The Angry Cupcake
Now you may have seen my random status update and profile picture up on Facebook. Here is the story behind it. I have written about the girl’s wedding, but I failed to mention her bachelorette party. The highlight of the night was dinner and a drag show in boystown. I don’t know quite where she/he/the performer tucked it, but the costumes were all completely backless (like bare ass backless) or thongs. I felt like such a perve always trying to get a better look to see where IT was hidden.
While at dinner, we noticed a girl in the most ridiculous outfit ever. It was obvious she was on a bachelorette party (or in fact the bride-to-be) but the dress was just too over-the-top…for a bachelorette party…being held in boystown…at a drag club. Yes, it was THAT bad. It was slightly longer than a tube top and was an inch away from exposing either her upper or lower lady bits. Did I mention it was bubble gum pink taffeta! Yep, pretty in pink…or not. We dubbed her “cupcake” because frankly it fit.
While examining Cupcake, it suddenly dawned on us what was going on around us. Apparently her bachelorette party didn’t make a reservation and were accidently mistaken for another party and subsequently seated. Then when the real party showed up, cupcake’s group was asked to get up and wait for a table because it wasn’t theirs to begin with.
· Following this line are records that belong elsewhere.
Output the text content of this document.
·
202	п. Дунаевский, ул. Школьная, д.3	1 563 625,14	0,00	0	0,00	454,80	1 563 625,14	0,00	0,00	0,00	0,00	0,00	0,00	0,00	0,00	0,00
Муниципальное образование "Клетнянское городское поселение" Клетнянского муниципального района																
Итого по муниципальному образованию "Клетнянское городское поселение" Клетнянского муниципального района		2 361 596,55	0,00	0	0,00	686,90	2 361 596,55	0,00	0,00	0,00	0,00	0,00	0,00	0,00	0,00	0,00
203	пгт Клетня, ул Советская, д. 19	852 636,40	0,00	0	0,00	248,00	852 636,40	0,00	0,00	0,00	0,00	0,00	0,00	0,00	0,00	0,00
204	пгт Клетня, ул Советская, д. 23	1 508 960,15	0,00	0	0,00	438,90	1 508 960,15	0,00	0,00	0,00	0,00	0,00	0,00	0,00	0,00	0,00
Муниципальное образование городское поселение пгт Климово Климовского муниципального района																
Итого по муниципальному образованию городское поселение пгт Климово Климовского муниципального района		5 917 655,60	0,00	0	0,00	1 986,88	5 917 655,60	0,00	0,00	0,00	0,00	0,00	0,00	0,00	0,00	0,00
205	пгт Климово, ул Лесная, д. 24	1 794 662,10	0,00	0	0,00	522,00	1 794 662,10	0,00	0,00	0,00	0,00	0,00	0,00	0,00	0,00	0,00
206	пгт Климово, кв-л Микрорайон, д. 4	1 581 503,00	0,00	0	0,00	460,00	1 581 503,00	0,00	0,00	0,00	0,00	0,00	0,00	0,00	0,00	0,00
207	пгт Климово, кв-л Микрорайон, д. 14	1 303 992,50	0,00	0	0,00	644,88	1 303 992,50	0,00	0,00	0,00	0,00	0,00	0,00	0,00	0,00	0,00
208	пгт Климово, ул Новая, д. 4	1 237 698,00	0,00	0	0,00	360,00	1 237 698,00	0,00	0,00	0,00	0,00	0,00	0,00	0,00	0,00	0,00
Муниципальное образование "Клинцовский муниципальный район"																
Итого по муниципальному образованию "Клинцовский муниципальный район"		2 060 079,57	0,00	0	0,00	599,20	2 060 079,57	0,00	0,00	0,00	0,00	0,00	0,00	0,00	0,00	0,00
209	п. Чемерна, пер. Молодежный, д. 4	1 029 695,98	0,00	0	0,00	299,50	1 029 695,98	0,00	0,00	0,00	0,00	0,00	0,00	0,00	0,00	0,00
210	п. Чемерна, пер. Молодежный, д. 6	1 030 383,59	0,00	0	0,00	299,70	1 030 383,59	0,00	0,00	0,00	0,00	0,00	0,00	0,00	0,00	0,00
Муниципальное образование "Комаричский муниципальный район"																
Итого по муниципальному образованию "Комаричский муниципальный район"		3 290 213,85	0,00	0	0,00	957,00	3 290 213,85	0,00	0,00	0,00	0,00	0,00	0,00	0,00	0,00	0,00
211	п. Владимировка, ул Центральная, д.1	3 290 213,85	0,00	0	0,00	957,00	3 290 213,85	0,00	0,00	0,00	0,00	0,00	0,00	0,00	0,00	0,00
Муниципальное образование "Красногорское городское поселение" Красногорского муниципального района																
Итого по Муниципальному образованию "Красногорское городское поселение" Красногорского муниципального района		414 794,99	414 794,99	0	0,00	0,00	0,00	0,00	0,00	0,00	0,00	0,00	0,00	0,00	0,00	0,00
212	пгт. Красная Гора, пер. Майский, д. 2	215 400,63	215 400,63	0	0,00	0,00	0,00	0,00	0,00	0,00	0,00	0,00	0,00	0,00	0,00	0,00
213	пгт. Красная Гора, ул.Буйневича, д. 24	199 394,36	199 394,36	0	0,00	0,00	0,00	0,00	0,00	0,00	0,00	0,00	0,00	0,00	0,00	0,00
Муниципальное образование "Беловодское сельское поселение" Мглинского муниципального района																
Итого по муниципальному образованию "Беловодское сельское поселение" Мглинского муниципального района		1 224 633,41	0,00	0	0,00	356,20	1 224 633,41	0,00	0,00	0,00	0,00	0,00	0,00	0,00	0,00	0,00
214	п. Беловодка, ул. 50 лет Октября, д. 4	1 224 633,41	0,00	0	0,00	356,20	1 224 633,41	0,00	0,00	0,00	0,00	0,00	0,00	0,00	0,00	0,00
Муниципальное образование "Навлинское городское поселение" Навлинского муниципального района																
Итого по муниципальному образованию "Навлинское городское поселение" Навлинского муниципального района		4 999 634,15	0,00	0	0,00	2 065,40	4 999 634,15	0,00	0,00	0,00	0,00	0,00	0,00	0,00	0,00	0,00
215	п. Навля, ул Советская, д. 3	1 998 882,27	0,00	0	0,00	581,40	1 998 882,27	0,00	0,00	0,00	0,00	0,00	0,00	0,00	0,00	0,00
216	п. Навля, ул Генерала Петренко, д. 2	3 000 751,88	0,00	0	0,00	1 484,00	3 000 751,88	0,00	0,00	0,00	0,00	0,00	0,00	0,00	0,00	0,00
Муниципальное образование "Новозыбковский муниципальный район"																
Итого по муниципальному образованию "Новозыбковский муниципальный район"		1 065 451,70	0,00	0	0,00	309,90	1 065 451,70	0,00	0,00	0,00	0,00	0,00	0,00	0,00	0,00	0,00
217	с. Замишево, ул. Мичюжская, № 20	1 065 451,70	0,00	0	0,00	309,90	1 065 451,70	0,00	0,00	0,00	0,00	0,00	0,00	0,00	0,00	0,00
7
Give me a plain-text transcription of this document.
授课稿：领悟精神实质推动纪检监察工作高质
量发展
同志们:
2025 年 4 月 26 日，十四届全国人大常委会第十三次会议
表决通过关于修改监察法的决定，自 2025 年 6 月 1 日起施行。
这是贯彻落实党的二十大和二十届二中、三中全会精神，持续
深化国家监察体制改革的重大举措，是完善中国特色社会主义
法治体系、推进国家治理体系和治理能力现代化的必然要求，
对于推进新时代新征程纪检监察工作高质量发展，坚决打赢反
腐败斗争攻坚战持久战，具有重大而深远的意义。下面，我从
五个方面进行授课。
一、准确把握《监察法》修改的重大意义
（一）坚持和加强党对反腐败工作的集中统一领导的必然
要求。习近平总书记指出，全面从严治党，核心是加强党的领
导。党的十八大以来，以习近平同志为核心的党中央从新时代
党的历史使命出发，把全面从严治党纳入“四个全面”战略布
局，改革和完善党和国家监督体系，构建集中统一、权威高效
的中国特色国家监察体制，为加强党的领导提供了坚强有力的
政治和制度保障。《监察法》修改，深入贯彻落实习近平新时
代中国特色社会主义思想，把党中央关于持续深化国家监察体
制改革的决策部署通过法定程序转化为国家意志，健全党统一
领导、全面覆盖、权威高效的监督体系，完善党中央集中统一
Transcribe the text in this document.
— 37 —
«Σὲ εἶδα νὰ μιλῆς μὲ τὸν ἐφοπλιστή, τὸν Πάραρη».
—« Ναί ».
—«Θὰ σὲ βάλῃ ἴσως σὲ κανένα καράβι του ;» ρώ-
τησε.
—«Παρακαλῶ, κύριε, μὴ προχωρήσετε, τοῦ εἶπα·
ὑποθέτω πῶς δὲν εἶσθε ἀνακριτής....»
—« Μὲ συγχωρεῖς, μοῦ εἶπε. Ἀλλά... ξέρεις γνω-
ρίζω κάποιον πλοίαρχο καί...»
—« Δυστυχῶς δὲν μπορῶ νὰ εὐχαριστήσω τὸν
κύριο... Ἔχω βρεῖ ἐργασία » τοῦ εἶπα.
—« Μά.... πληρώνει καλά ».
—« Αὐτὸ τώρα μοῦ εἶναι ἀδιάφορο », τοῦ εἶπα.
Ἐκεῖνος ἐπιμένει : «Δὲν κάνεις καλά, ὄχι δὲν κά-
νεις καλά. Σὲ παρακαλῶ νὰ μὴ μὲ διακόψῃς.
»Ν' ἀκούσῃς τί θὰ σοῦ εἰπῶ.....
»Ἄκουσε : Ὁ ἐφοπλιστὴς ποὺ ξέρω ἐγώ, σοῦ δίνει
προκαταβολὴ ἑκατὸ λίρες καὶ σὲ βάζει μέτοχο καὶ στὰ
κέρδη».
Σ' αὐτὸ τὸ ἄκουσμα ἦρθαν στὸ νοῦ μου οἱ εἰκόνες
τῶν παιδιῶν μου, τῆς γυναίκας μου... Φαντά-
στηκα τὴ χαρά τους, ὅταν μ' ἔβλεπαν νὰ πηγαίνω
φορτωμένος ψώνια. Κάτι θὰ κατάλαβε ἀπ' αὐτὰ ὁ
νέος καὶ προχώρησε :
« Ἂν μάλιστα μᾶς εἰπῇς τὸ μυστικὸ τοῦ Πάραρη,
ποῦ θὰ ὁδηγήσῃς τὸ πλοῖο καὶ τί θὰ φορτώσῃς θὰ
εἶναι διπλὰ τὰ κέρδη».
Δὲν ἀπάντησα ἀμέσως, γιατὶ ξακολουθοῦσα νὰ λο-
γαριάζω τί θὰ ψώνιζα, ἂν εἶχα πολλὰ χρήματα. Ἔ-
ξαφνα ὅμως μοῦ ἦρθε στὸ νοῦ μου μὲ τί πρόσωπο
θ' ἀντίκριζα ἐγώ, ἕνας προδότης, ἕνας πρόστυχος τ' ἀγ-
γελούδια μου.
Okay her ENTIRE group was composed of cast offs from either The Real Housewives of New Jersey or The Jersey Shore. Seriously…EXACTLY like them! They got all in the management’s “grill” and alternated between cussing the staff out or doing that roll-the-eye while waggle the finger move. Now the staff is all a bunch of boy poofs…you know, small gay men who are likely bottoms, dressed head-to-toe in white because it is what you do in Miami…while sucking dick, I mean they work at a drag show for Christ’s sake. Therefore, in a fight, the Jerseylicious girls likely would implant a lee press on nail to their center mass.
The manager finally asked Cupcake and her hos to leave. Oh no, they weren’t leaving without a fight. One couger full on closed fisted punched the maître de in the face! The guy then threw up his hands and herded them out the front door. Note he didn’t punch (or more fittingly slap) the women, just kind of opened the door and pushed them through it. We turned to the manager and said we witnessed the whole ordeal and would testify for them if needed. He sighed and said that being in boystown, they sometimes get slapped, but it is rare when it is a punch…from a girl (a real one at least).
Well the fight continued outside where the Cupcake crew paced in front of the restaurant yelling obsencities and daring the staff to “take it to the street”. I could not resist capturing it on camera (like photographing lions in the wild, and just as dangerous). I rushed outside and pretended to be a stupid tourist taking pictures of: the sign, the girls, the street, the girls, the building next door, the girls, the girls, the girls. Ah ha ha. I got a good action shot of Cupcake full blown rage yell at the small effeminate man. I mean possessed eyes mad! From that point on, she was dubbed the “angry cupcake”.